Lauréat 2014 des Trophées de la recherche en éthique

Eric Fourneret

Eric Fourneret est docteur en philosophie et post-doctorant au Centre d’analyse et d’intervention sociologiques (CADIS – UMR 8039, CNRS), à l’École des Hautes Études en sciences sociales (EHESS). Après une thèse sur l’euthanasie, à l’université d’Amiens, sous la direction du Professeur Sandra Laugier et la co-direction du Professeur Alain Leplège, il poursuit ses recherches et ses réflexions sur les questions morales en matière de santé : « Les oncologues à l’épreuve du dilemme moral : quels outils possèdent-ils ? » (Espace Santé Cancer Rhône-Alpes, Lyon) ; « Les arrêts de traitement dans le cadre d’un prélèvement d’organes » (recherche soutenue par l’Agence de la biomédecine, Paris).

Depuis février 2012, il participe à la recherche « Annonce d’une pathologie cancéreuse à un adolescent ou à un jeune adulte et leurs parents ». Cette recherche s’inscrit dans les Sites intégrés de recherche sur le cancer (SIRIC), soutenus par l’INCa et la DGOS. Ses recherches l’ont conduit également à participer, en tant que membre, à la commission présidentielle sur la fin de vie, sous la responsabilité du Professeur Didier Sicard (2012), et à la Chaire « Éthique et sport » (International Center for Sport Security – ICSS),  de l’université Paris 1 Panthéon-Sorbonne (2012-2014).

Résumé de ses travaux

Peut-on prélever les organes d’une personne en fin de vie après avoir décidé d’arrêter ses traitements ? Les donneurs décédés après un arrêt cardiaque constituent, depuis la réunion de Maastricht de 1995, une source d’organes réactualisée pour répondre au besoin croissant de demandes de greffe.

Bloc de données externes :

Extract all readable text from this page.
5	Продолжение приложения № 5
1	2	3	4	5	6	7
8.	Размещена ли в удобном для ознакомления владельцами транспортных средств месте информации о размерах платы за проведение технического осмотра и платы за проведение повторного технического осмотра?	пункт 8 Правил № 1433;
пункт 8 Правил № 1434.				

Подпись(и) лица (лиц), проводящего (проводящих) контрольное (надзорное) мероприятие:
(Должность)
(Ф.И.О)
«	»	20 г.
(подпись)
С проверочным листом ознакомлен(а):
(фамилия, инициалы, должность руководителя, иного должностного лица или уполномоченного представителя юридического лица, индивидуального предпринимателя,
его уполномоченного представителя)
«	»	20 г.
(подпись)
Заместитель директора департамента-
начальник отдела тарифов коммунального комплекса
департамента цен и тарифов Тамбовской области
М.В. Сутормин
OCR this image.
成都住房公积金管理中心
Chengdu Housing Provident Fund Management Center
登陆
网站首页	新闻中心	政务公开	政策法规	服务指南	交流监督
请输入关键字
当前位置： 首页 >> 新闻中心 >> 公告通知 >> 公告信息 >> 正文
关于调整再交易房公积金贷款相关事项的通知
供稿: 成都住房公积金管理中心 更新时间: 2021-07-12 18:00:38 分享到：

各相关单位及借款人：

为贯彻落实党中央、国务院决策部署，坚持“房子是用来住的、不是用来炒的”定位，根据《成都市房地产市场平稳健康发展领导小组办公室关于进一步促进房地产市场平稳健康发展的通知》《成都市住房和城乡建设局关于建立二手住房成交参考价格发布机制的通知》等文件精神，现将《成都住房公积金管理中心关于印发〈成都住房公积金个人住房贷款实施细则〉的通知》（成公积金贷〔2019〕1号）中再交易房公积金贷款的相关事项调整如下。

Si certains pays les ont autorisés, la catégorie dite « Maastricht 3 » suscite un questionnement éthique majeur. En effet, ces donneurs pour lesquels un arrêt des thérapeutiques actives fut décidé interrogent par le contrôle de l’arrêt cardiaque, mais aussi par la reprise d’un massage cardiaque, selon les protocoles, intervenant deux minutes ou dix minutes après la cessation des battements du cœur et la déclaration du décès. Certains ont qualifié ce type de prélèvement de « cannibalisme », indignés par cette optimisation de la conservation des organes. Ces donneurs sont-ils réellement morts ? N’existe-t-il pas un conflit d’intérêt entre le malade-donneur et la personne en attente d’une greffe ? Si la France pratique les prélèvements après un arrêt cardiaque inopiné (depuis 2005), tel un infarctus survenu sur la voie publique, elle n’a pas pour l’instant autorisé le Maastricht 3. Mais la référence à la pénurie d’organes dans le discours politique et sociale se fait de plus en plus pressante. En France, sommes-nous prêts pour inclure les malades en fin de vie, les personnes cérébrolésées, celles en état végétatif chronique et bien d’autres encore, dans une procédure de prélèvement Maastricht 3 ? En situant le débat dans la relation complexe entre l’homme et la technique médicale, puis par l’exploration des discours narratifs et argumentatifs de professionnels de santé français impliqués dans les prélèvements à partir de donneurs après un arrêt cardiaque inopiné, enfin par le recours aux théories morales pour mieux comprendre les différents arguments en présence, cette réflexion a pour objectif d’aider à mieux comprendre les enjeux moraux des arrêts de traitements à propos des greffes.

LE JURY

Composé de personnalités du monde de la recherche, de l’enseignement et des médias, il évalue l’ensemble des ouvrages en éthique reçus et sélectionne les travaux de recherche et d'enseignement en adéquation avec l’esprit, les principes et les objectifs visés par ces Trophées.


Depuis la création des Trophées, ce jury est présidé par le professeur Didier Sicard, président d’honneur du Comité consultatif national d’éthique.